In a nutshell, banks can easily access funds from the fed despite following reckless and terrible risk management policies.
A regular investor may not be able to comb through the financial complexities and detailed reports to identify this problem beforehand. They react to news when it is usually too late. Panic ensues, resulting in runs on banks which creates a liquidity trap where they want to withdraw money from the bank and the bank does not have enough to cover the request.
Banks have failed in the past, and bank runs where customers rush to get their money upon hearing of a bank’s solvency concerns can be dated back to the 1930s. Usually, when there is a run on the bank, market forces lead to a correction over time. People withdraw funds exacerbating the solvency problems and leading to a vicious cycle till the bank collapses.
By announcing the selective bailout where SVB’s shareholders and debtholders lost everything the Fed has shown that it will not allow the free market to operate and sort these issues.

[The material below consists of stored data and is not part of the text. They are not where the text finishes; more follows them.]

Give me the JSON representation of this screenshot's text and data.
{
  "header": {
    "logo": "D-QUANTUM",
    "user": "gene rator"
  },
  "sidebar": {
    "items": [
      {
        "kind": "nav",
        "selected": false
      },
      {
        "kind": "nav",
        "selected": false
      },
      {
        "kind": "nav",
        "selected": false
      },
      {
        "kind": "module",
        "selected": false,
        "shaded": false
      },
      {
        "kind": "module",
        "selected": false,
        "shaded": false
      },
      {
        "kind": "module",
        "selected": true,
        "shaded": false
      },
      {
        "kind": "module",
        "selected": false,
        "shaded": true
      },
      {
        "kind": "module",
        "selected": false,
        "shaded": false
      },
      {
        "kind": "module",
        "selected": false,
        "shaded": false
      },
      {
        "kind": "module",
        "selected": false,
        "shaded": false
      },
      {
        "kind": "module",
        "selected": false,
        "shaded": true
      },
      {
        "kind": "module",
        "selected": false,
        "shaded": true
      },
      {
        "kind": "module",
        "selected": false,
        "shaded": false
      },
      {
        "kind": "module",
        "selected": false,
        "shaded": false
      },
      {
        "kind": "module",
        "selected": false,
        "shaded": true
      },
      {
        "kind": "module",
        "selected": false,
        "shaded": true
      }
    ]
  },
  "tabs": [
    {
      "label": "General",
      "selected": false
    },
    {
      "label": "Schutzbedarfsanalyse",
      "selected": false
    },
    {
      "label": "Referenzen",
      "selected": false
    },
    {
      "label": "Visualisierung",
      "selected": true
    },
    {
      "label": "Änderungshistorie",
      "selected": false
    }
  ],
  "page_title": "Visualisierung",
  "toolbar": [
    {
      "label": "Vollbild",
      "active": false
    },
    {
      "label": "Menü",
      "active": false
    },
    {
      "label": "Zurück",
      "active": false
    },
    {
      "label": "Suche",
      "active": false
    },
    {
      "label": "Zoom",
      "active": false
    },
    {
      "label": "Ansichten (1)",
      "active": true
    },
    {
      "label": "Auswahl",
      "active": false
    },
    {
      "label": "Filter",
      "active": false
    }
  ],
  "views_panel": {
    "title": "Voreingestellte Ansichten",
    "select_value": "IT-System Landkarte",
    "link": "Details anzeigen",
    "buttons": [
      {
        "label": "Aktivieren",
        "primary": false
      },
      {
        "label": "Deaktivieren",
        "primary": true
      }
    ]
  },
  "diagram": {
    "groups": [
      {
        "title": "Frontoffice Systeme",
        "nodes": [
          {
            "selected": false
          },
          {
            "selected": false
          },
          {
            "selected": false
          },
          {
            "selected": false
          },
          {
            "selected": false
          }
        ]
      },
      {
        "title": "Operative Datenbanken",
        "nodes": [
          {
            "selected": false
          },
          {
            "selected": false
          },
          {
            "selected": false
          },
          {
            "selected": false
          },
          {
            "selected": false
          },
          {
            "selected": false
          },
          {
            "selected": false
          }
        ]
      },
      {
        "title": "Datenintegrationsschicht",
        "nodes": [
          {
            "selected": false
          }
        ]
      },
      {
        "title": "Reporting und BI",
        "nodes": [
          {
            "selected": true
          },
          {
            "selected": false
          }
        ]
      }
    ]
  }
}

It has paid off more than 89% of the $200 billion held in deposits.
Silicon Valley Bank is now wiped out but who bears the cost of bailing out the depositors? As per the Fed, “Any losses to the Deposit Insurance Fund to support uninsured depositors will be recovered by a special assessment on banks.” This means that bigger and more secure banks may have to bear the costs for someone else’s mistake. And these costs are likely to be passed on to depositors.
All this has evoked memories of the Lehman Brothers crisis. The only saving grace here is a consensus belief that there won’t be any global systemic impact. The assets that banks are holding now are US treasury bonds, which are perceived as the safest in the world compared to the subprime assets 15 years ago which frankly, very few understood.
As more and more skeletons come out of the closet, apart from covering them up, the US regulators need to take a cold hard look into them to avoid another 2008, as nothing is “too big to fail.”